I've just listened to an old Stewart Lee Resonance FM show (I mentioned them before). This one was from July 3 2005.
At the end of a show, there's a short political message, highlighting the importance of climate change, and the need for action. This radio show and the message coincided with the G8 Summit, where the leaders of the biggest world powers all got together and looked at the floor, slightly ashamed, and reluctantly agreed to send a case of Weetabix to Africa or something (I'm no historian). Weetabix, it was said, had such absorbency that it could account for the rising sea levels, and everything would be OK. The cereal could also feed the hungry and stop tsunamis somehow (I'm no scientician).
Anyway, as part of the campaign, this message promised a clarion call to action that would take place at a certain time and place - a statement making it clear that we demand real action.

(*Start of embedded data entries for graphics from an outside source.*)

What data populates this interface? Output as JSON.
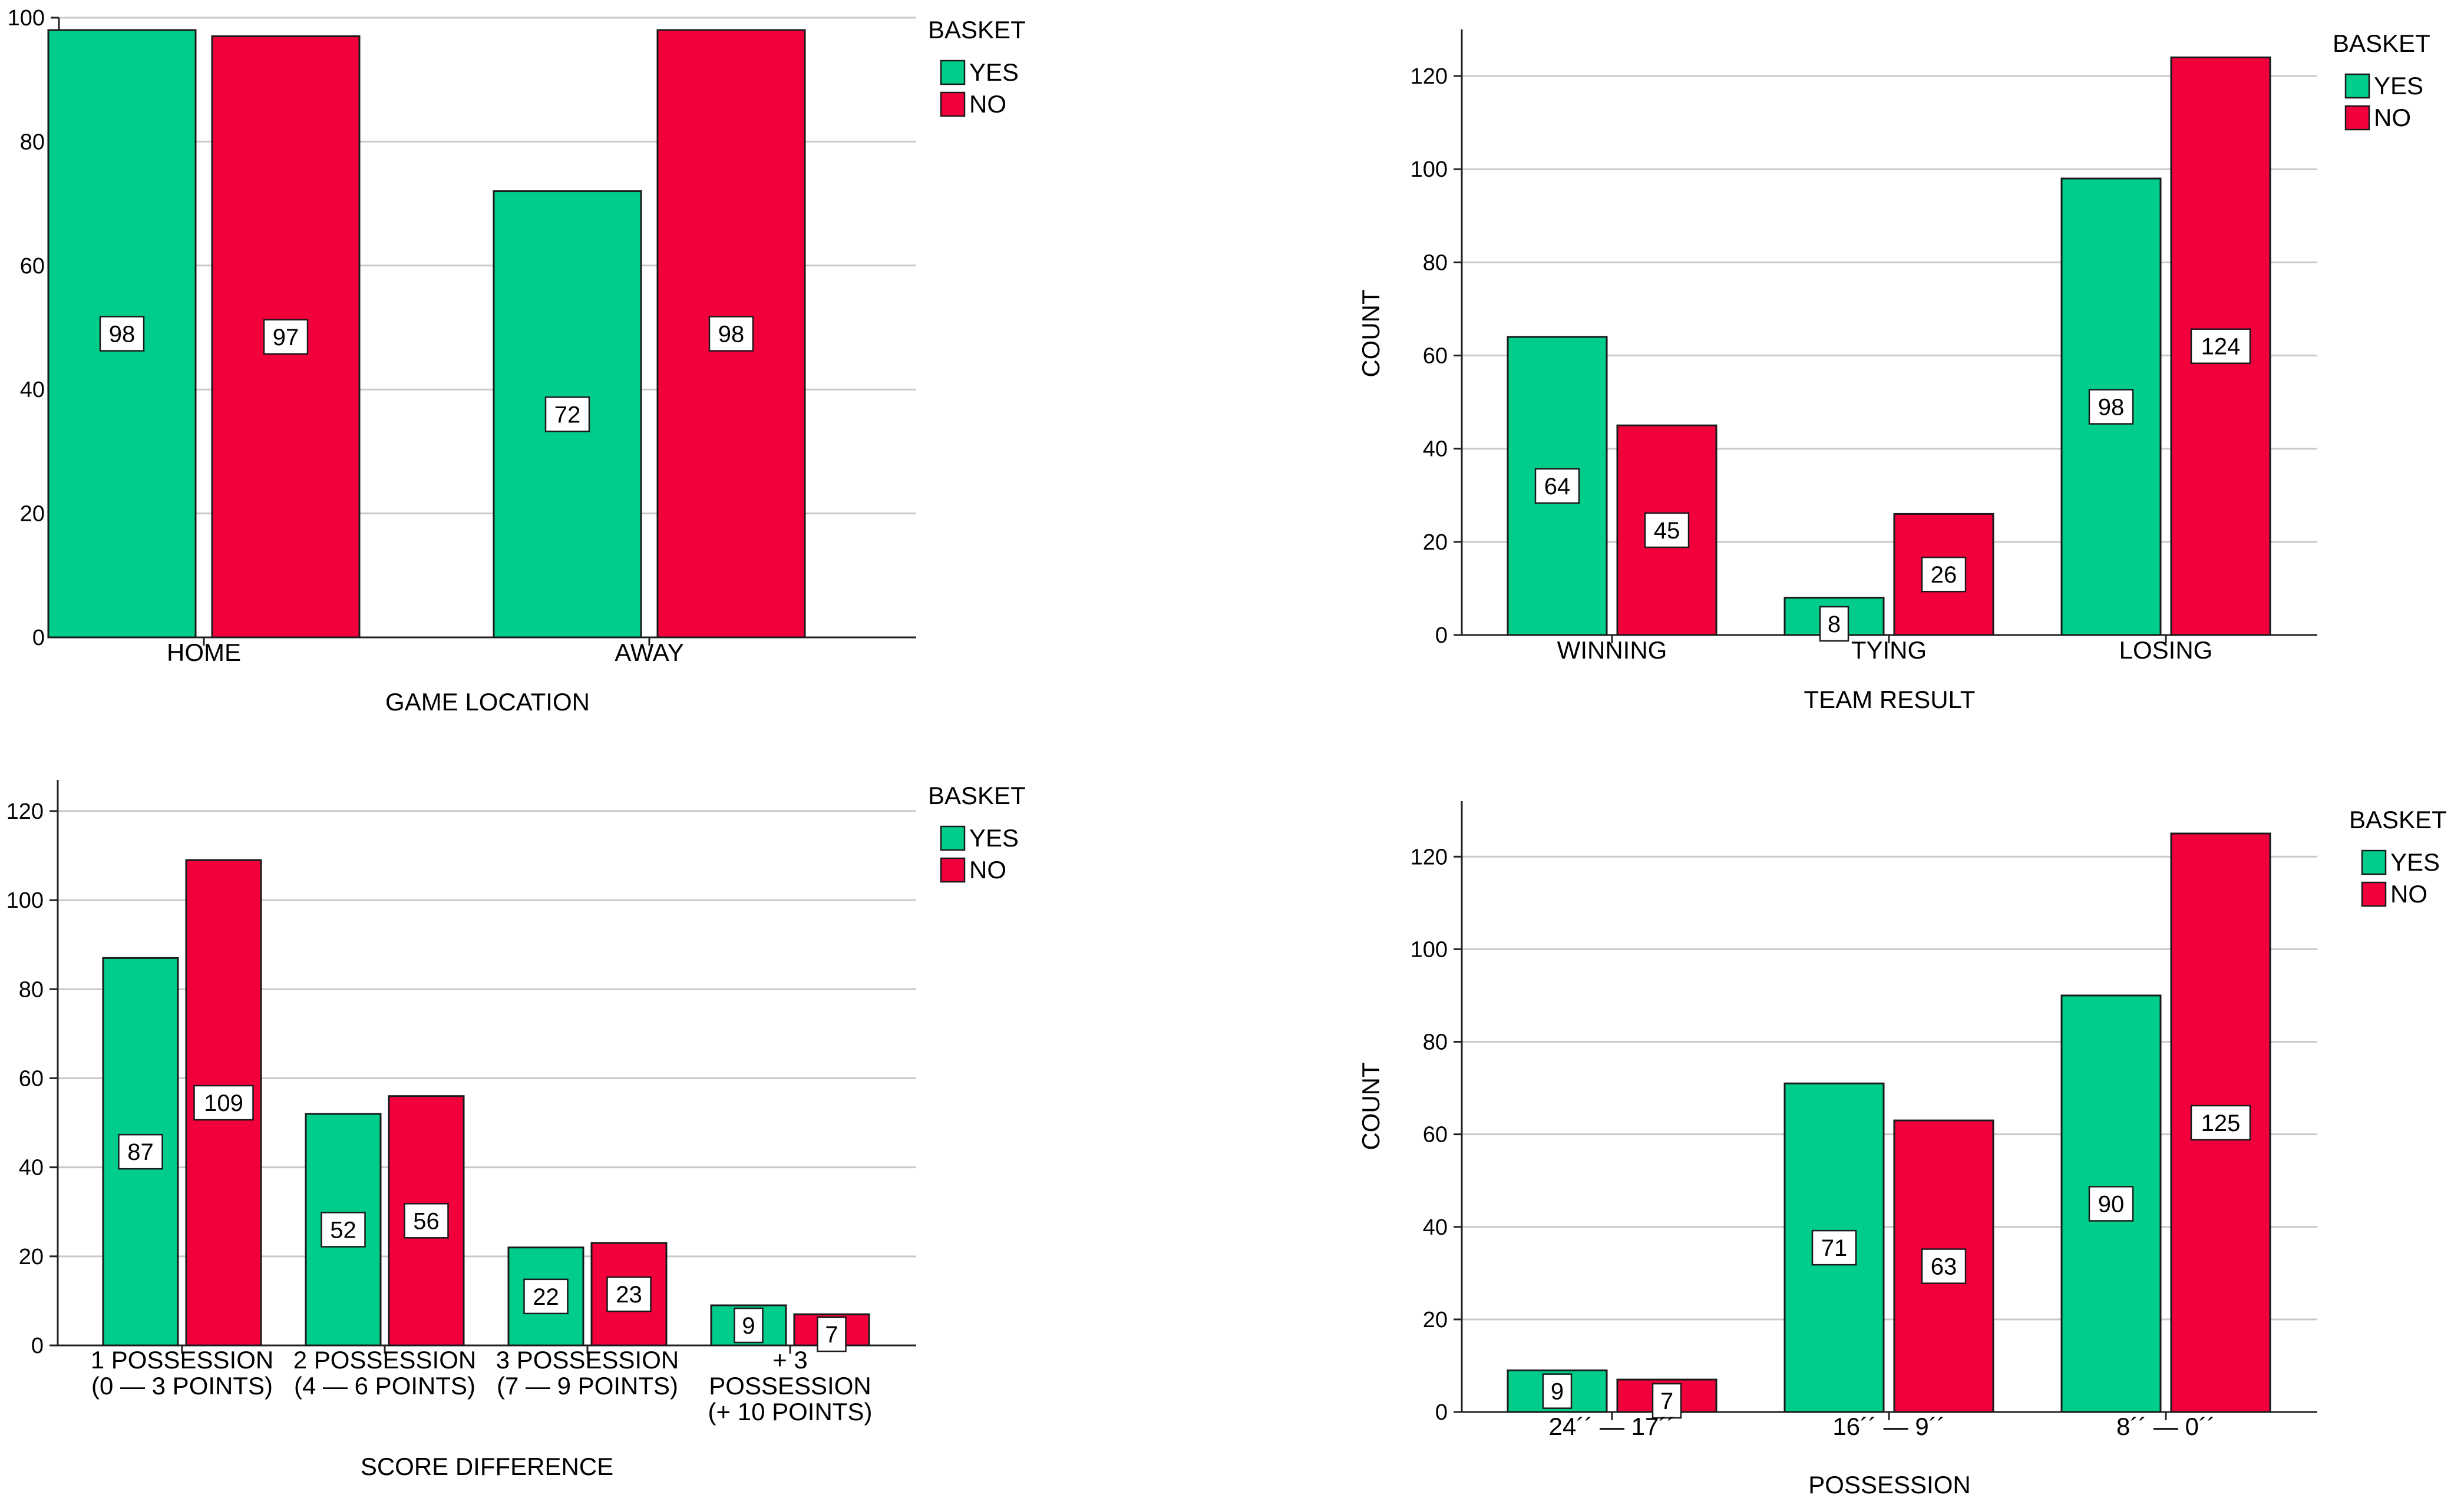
{
  "colors": {
    "yes": "#00CC8B",
    "no": "#F2003C",
    "grid": "#C9C9C9",
    "axis": "#222222"
  },
  "chart_data": [
    {
      "type": "bar",
      "title": "",
      "xlabel": "GAME LOCATION",
      "ylabel": "",
      "categories": [
        [
          "HOME"
        ],
        [
          "AWAY"
        ]
      ],
      "series": [
        {
          "name": "YES",
          "values": [
            98,
            72
          ]
        },
        {
          "name": "NO",
          "values": [
            97,
            98
          ]
        }
      ],
      "ylim": [
        0,
        100
      ],
      "yticks": [
        0,
        20,
        40,
        60,
        80,
        100
      ],
      "grid": true,
      "legend": {
        "title": "BASKET",
        "position": "top-right",
        "items": [
          "YES",
          "NO"
        ]
      }
    },
    {
      "type": "bar",
      "title": "",
      "xlabel": "TEAM RESULT",
      "ylabel": "COUNT",
      "categories": [
        [
          "WINNING"
        ],
        [
          "TYING"
        ],
        [
          "LOSING"
        ]
      ],
      "series": [
        {
          "name": "YES",
          "values": [
            64,
            8,
            98
          ]
        },
        {
          "name": "NO",
          "values": [
            45,
            26,
            124
          ]
        }
      ],
      "ylim": [
        0,
        130
      ],
      "yticks": [
        0,
        20,
        40,
        60,
        80,
        100,
        120
      ],
      "grid": true,
      "legend": {
        "title": "BASKET",
        "position": "top-right",
        "items": [
          "YES",
          "NO"
        ]
      }
    },
    {
      "type": "bar",
      "title": "",
      "xlabel": "SCORE DIFFERENCE",
      "ylabel": "",
      "categories": [
        [
          "1 POSSESSION",
          "(0 — 3 POINTS)"
        ],
        [
          "2 POSSESSION",
          "(4 — 6 POINTS)"
        ],
        [
          "3 POSSESSION",
          "(7 — 9 POINTS)"
        ],
        [
          "+ 3",
          "POSSESSION",
          "(+ 10 POINTS)"
        ]
      ],
      "series": [
        {
          "name": "YES",
          "values": [
            87,
            52,
            22,
            9
          ]
        },
        {
          "name": "NO",
          "values": [
            109,
            56,
            23,
            7
          ]
        }
      ],
      "ylim": [
        0,
        127
      ],
      "yticks": [
        0,
        20,
        40,
        60,
        80,
        100,
        120
      ],
      "grid": true,
      "legend": {
        "title": "BASKET",
        "position": "top-right",
        "items": [
          "YES",
          "NO"
        ]
      }
    },
    {
      "type": "bar",
      "title": "",
      "xlabel": "POSSESSION",
      "ylabel": "COUNT",
      "categories": [
        [
          "24´´ — 17´´"
        ],
        [
          "16´´ — 9´´"
        ],
        [
          "8´´ — 0´´"
        ]
      ],
      "series": [
        {
          "name": "YES",
          "values": [
            9,
            71,
            90
          ]
        },
        {
          "name": "NO",
          "values": [
            7,
            63,
            125
          ]
        }
      ],
      "ylim": [
        0,
        132
      ],
      "yticks": [
        0,
        20,
        40,
        60,
        80,
        100,
        120
      ],
      "grid": true,
      "legend": {
        "title": "BASKET",
        "position": "top-right",
        "items": [
          "YES",
          "NO"
        ]
      }
    }
  ]
}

I don't know whether it happened in the end, because it was arranged for 7 July. If you don't like letters, you might know it as 7/7. And something big happened to distract everyone.
It's always annoying when your plans are superseded by an emergency. People probably had hats made for the G8 protest day. I'm sure there were banners. But unfortunately, no one was looking at the banners. The incremental rise in sea temperature played second fiddle to the significant and rapid rise in temperature on the No 30 to Hackney Wick.
On another occasion, Henry Kissinger was about to have a criminal case filed against him for his part in various gun-based democratisation exercises in South America. It implicated the US government as possible co-conspirators in Operation Condor, which killed a lot of people who, I assume, didn't love freedom enough to be allowed to live (I'm no historarianist).
But the case was filed on September 11 2001, and it didn't make the news.
I sometimes wonder what else happened on that day. I struggle to think of anything that would have made it into the news coverage. An alien invasion, perhaps. But I think it would have to have been US-based. A tsunami wouldn't cut it.
The President being assassinated probably would, but I think people would be justified in assuming there was some connection to the other terrorist attacks. Unless there's really bad communication in the Axis of Evil, and they both chose the same day.
And like turning up at a party and seeing someone else wearing the same outfit as you, it would be very embarrassing. Even if it was a really nice outfit.
The assassins and the hijackers would probably meet up in Valhalla (or wherever it is that Muslims go), and be all sheepish. If only one of them had written it on the calendar. I mean, the infidels were crushed on all sides, so no harm done (except for the massive amount of harm). But still. It's a bit bush-league to arrange two attacks on the same day.
I think I'd like to write a story about the other news events of 9/11. A baby could have been born with a full beard, smoking a pipe, and it still wouldn't have made the paper. Alf-Inge Haaland could have drunk the channel. Nothing.
And you can't come back to these events later. In early 2002, when the United States is attempting to return to normality, trying to repair the damage of that terrible day, it would be poor form to invite the papers round to see your now six-month old bearded baby.
"How do we know you didn't give it the pipe?" they'd ask. "If it had been like this at birth, that would have been a story!"
"But if we ignore bearded infants, the terrorists have won!" you might shout, clutching at straws.
"But the Muslims love beards," a young reporter would cry. "In fact, how do we know your baby wasn't flying one of those planes, igniting the engines with his pipe?"
And then the others would start to rally round, but the press, the baby, the parent, and the narrator of this story would all realise that there wasn't much comedy mileage in this idea. And we'd all just stare longingly at the skyline, until carried by the winds of reality back to the computer keyboard and the promise of an afternoon's work.